Pablo y yo miramos a mi padr, él asintió con la cabeza. Mi hermano tenía quince años, yo catorce.
Al día siguiente fuimos a Ciudad Deportiva a ver al señor Pedro. Nos hizo unas pruebas físicas y nos preguntó en qué posición jugábamos. Pablo dijo que era medio defensivo, yo dije ser portero a pesar de que nunca había atajado, salvo en sueños.

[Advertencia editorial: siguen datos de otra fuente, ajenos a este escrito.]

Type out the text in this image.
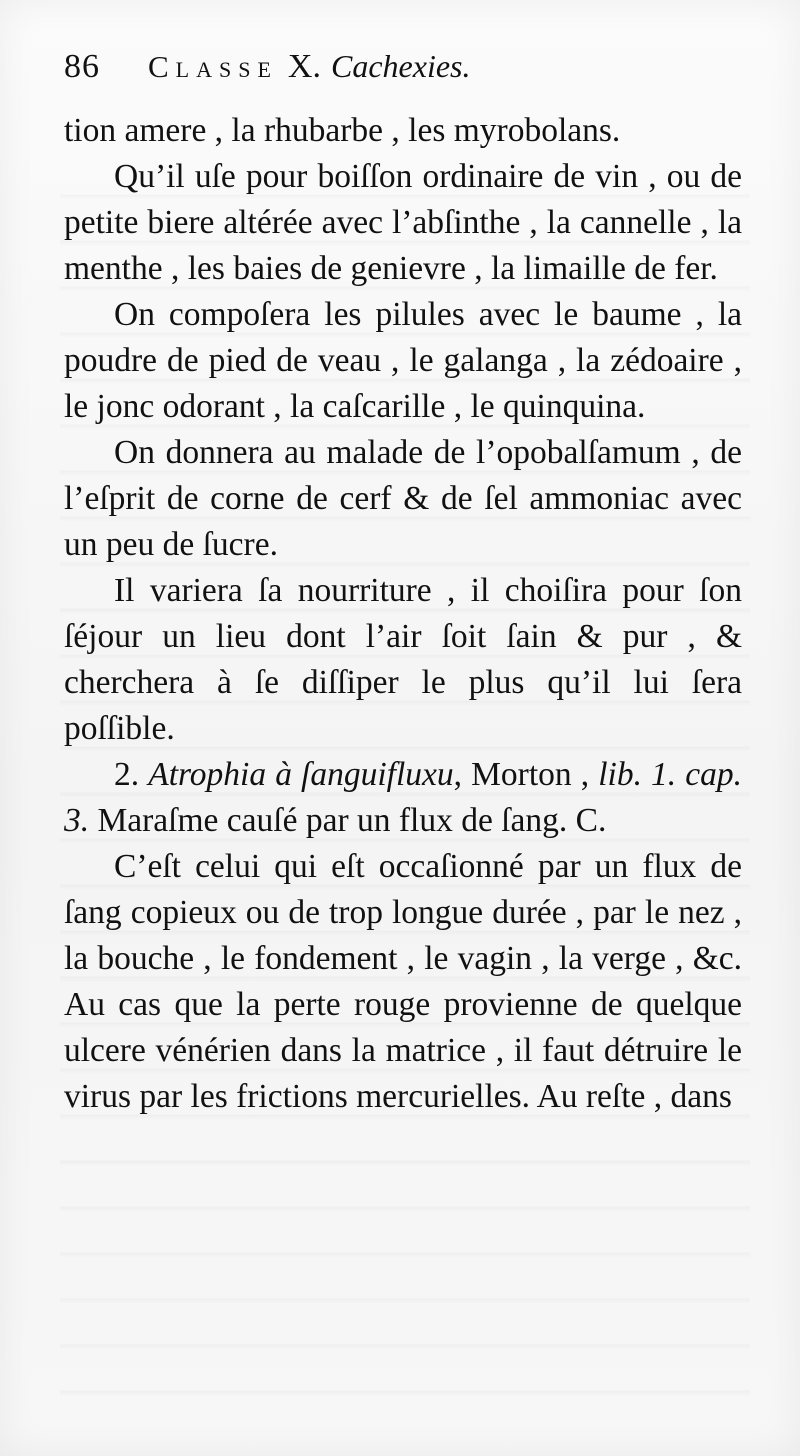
86	Classe X. Cachexies.

tion amere , la rhubarbe , les myrobolans.

Qu’il uſe pour boiſſon ordinaire de vin , ou de petite biere altérée avec l’abſinthe , la cannelle , la menthe , les baies de genievre , la limaille de fer.

On compoſera les pilules avec le baume , la poudre de pied de veau , le galanga , la zédoaire , le jonc odorant , la caſcarille , le quinquina.

On donnera au malade de l’opobalſamum , de l’eſprit de corne de cerf & de ſel ammoniac avec un peu de ſucre.

Il variera ſa nourriture , il choiſira pour ſon ſéjour un lieu dont l’air ſoit ſain & pur , & cherchera à ſe diſſiper le plus qu’il lui ſera poſſible.

2. Atrophia à ſanguifluxu, Morton , lib. 1. cap. 3. Maraſme cauſé par un flux de ſang. C.

C’eſt celui qui eſt occaſionné par un flux de ſang copieux ou de trop longue durée , par le nez , la bouche , le fondement , le vagin , la verge , &c. Au cas que la perte rouge provienne de quelque ulcere vénérien dans la matrice , il faut détruire le virus par les frictions mercurielles. Au reſte , dans
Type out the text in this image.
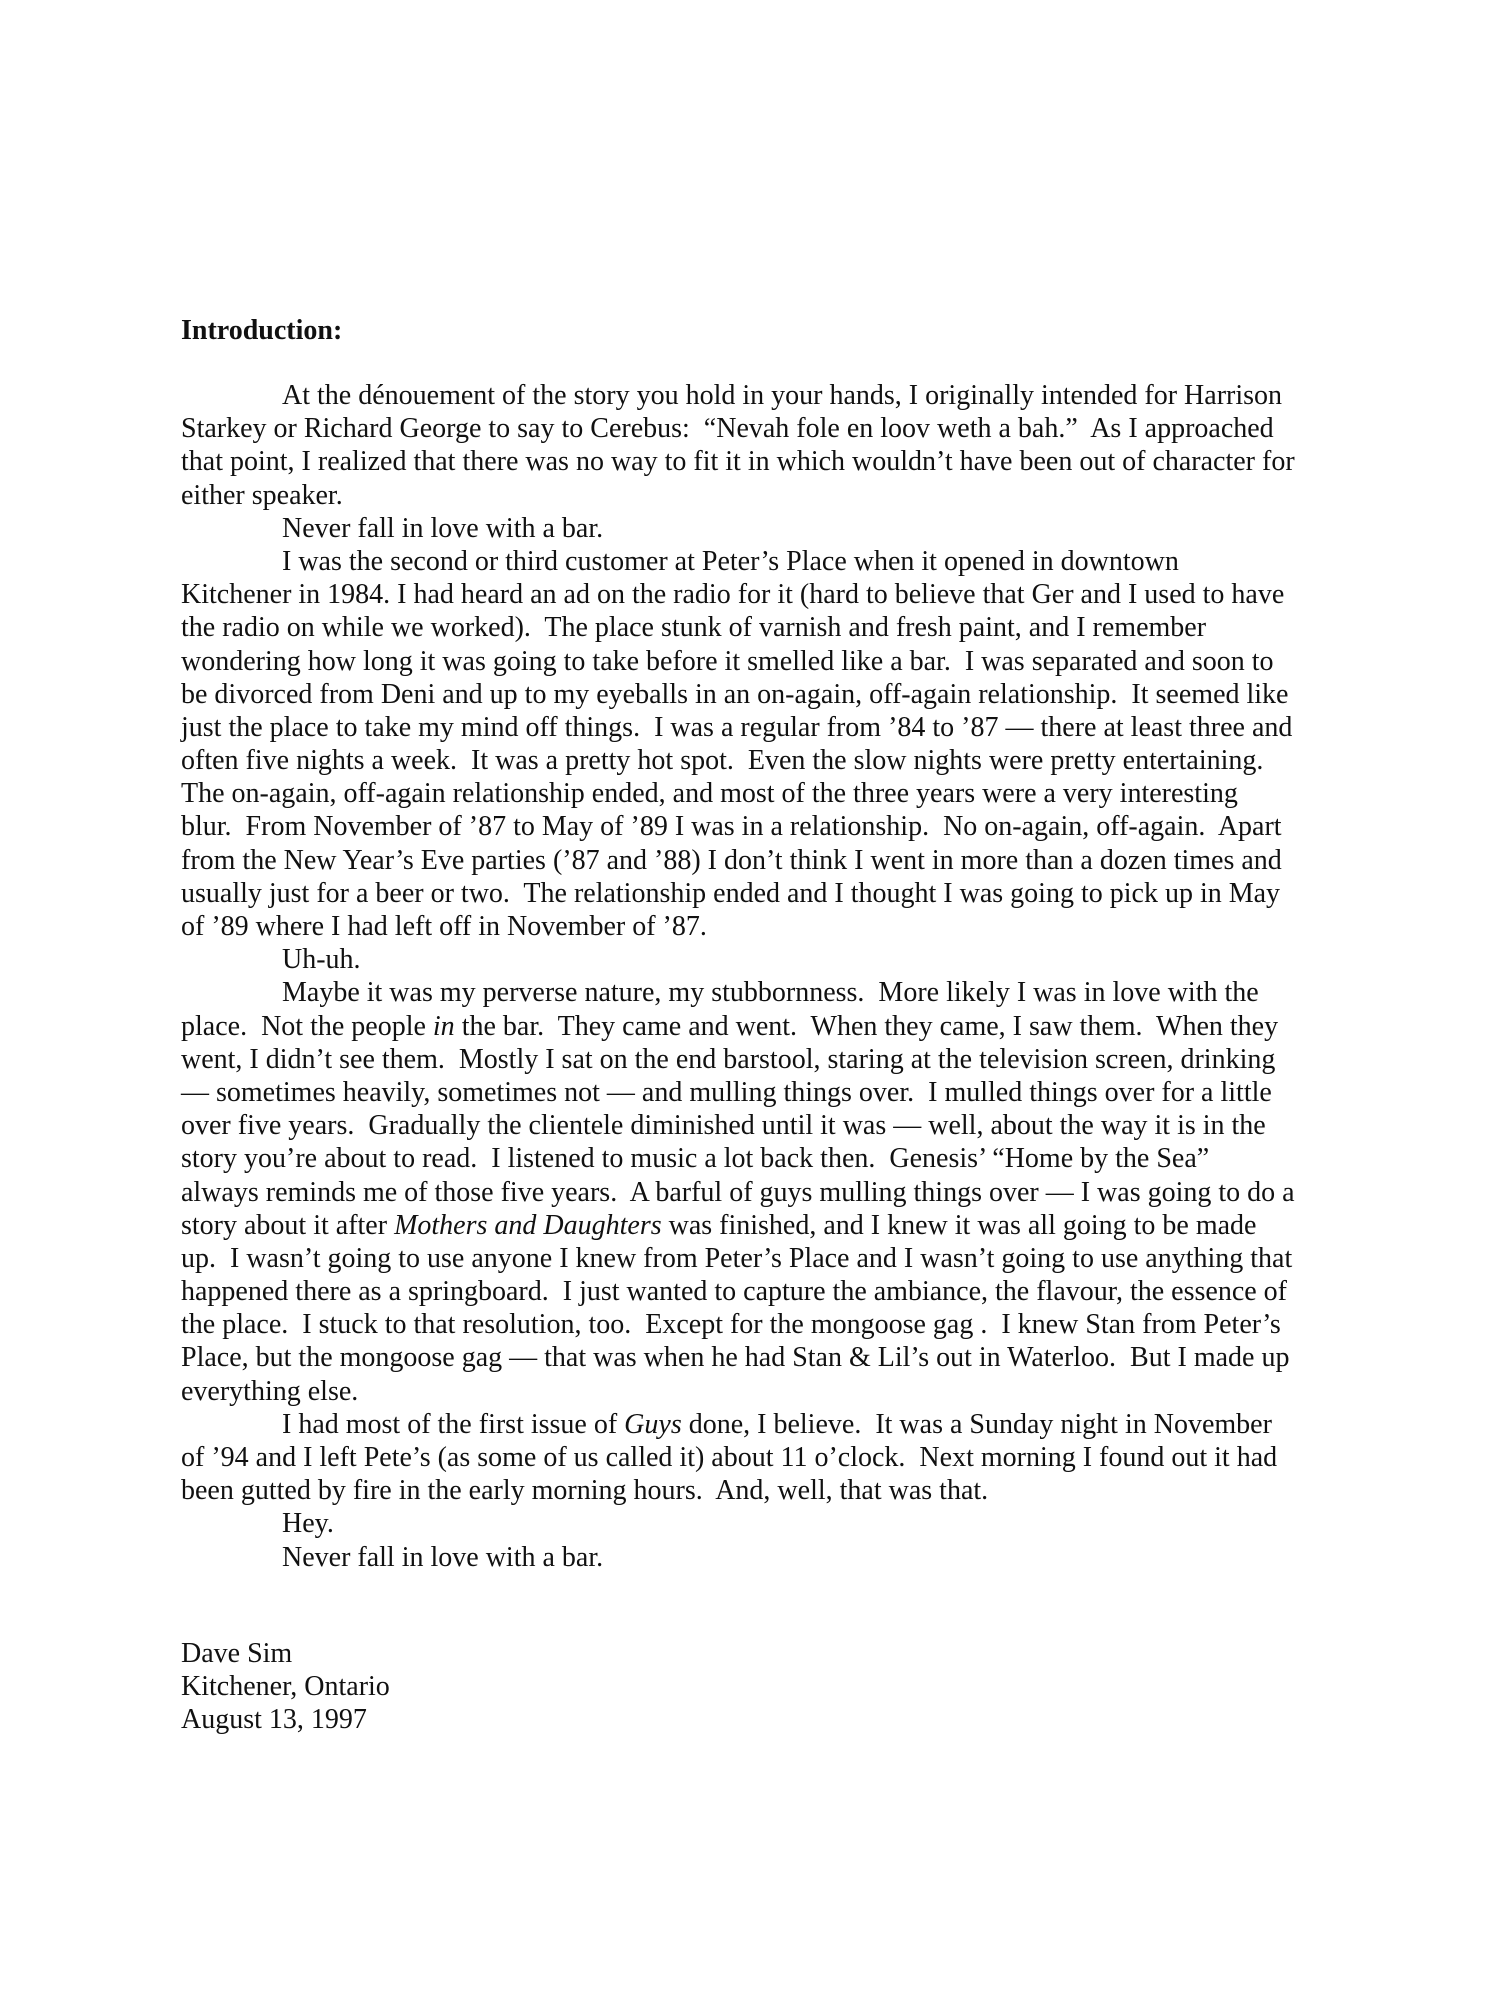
Introduction:
At the dénouement of the story you hold in your hands, I originally intended for Harrison
Starkey or Richard George to say to Cerebus:  “Nevah fole en loov weth a bah.”  As I approached
that point, I realized that there was no way to fit it in which wouldn’t have been out of character for
either speaker.
Never fall in love with a bar.
I was the second or third customer at Peter’s Place when it opened in downtown
Kitchener in 1984. I had heard an ad on the radio for it (hard to believe that Ger and I used to have
the radio on while we worked).  The place stunk of varnish and fresh paint, and I remember
wondering how long it was going to take before it smelled like a bar.  I was separated and soon to
be divorced from Deni and up to my eyeballs in an on-again, off-again relationship.  It seemed like
just the place to take my mind off things.  I was a regular from ’84 to ’87 — there at least three and
often five nights a week.  It was a pretty hot spot.  Even the slow nights were pretty entertaining.
The on-again, off-again relationship ended, and most of the three years were a very interesting
blur.  From November of ’87 to May of ’89 I was in a relationship.  No on-again, off-again.  Apart
from the New Year’s Eve parties (’87 and ’88) I don’t think I went in more than a dozen times and
usually just for a beer or two.  The relationship ended and I thought I was going to pick up in May
of ’89 where I had left off in November of ’87.
Uh-uh.
Maybe it was my perverse nature, my stubbornness.  More likely I was in love with the
place.  Not the people in the bar.  They came and went.  When they came, I saw them.  When they
went, I didn’t see them.  Mostly I sat on the end barstool, staring at the television screen, drinking
— sometimes heavily, sometimes not — and mulling things over.  I mulled things over for a little
over five years.  Gradually the clientele diminished until it was — well, about the way it is in the
story you’re about to read.  I listened to music a lot back then.  Genesis’ “Home by the Sea”
always reminds me of those five years.  A barful of guys mulling things over — I was going to do a
story about it after Mothers and Daughters was finished, and I knew it was all going to be made
up.  I wasn’t going to use anyone I knew from Peter’s Place and I wasn’t going to use anything that
happened there as a springboard.  I just wanted to capture the ambiance, the flavour, the essence of
the place.  I stuck to that resolution, too.  Except for the mongoose gag .  I knew Stan from Peter’s
Place, but the mongoose gag — that was when he had Stan & Lil’s out in Waterloo.  But I made up
everything else.
I had most of the first issue of Guys done, I believe.  It was a Sunday night in November
of ’94 and I left Pete’s (as some of us called it) about 11 o’clock.  Next morning I found out it had
been gutted by fire in the early morning hours.  And, well, that was that.
Hey.
Never fall in love with a bar.
Dave Sim
Kitchener, Ontario
August 13, 1997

A la siguiente semana fue nuestro debut con el Deportivo Flores, mejor conocido como “Los Cañeros” -vaya uno a saber si porque Don Pedro se dedicaba al negocio del azúcar o por la facilidad de los medios para hacer circular el balón entre las piernas de los rivales- . Mi hermano entró de titular. Al principio su juego fue brusco, al más puro estilo Gattuso, pero con el tiempo fue agarrando una fineza incomparable que lo llevó a debutar con León. (Aunque eso de momento no nos interesa) Mientras Pablo debutaba yo miraba el encuentro desde la banca, hasta que sucedió un milagro. Corría el minuto 17 de la parte complementaria, el marcador era de uno a cero a favor de los Cañeros, cuando una mala salida de la defensa dejó en franca posición de ataque al centro del equipo contrario. Juanito Torres, que fue portero hasta esa época, conocido por su cábala de no usar guantes, aguantó como los hombres hasta el último momento y cuando lo tenía a dos metro de distancia salió con un cristo, pero el artillero hizo un amague, seguido de un recorte hacia a la derecha, para dejar tendido al guardameta. De su botín diestro salió un disparo marca Winchester que amenazaba con incendiar la portería… Cuando todo parecía perdido, como si se tratara de una película de vaqueros, Juanito Torres sacó fuerzas de Dios sabe dónde, interponiéndose en el camino entre la portería y el esférico, para enviar el balón a tiro de esquina. Cuando Juanito se levantó alzó la mano y pidió su cambio. Durante la jugada se había roto los dedos menique y anular. Entonces me amarré las agujetas, ajusté los guantes y corrí hacia la portería.
Desde ahí se podía ver todo el campo y no sólo eso, bajo su resguardo uno podía sentirse dueño del mundo, de la galaxia. Si el universo entero amenazara con atacarme, protegido bajo aquel inmenso marco sería imposible sentir miedo.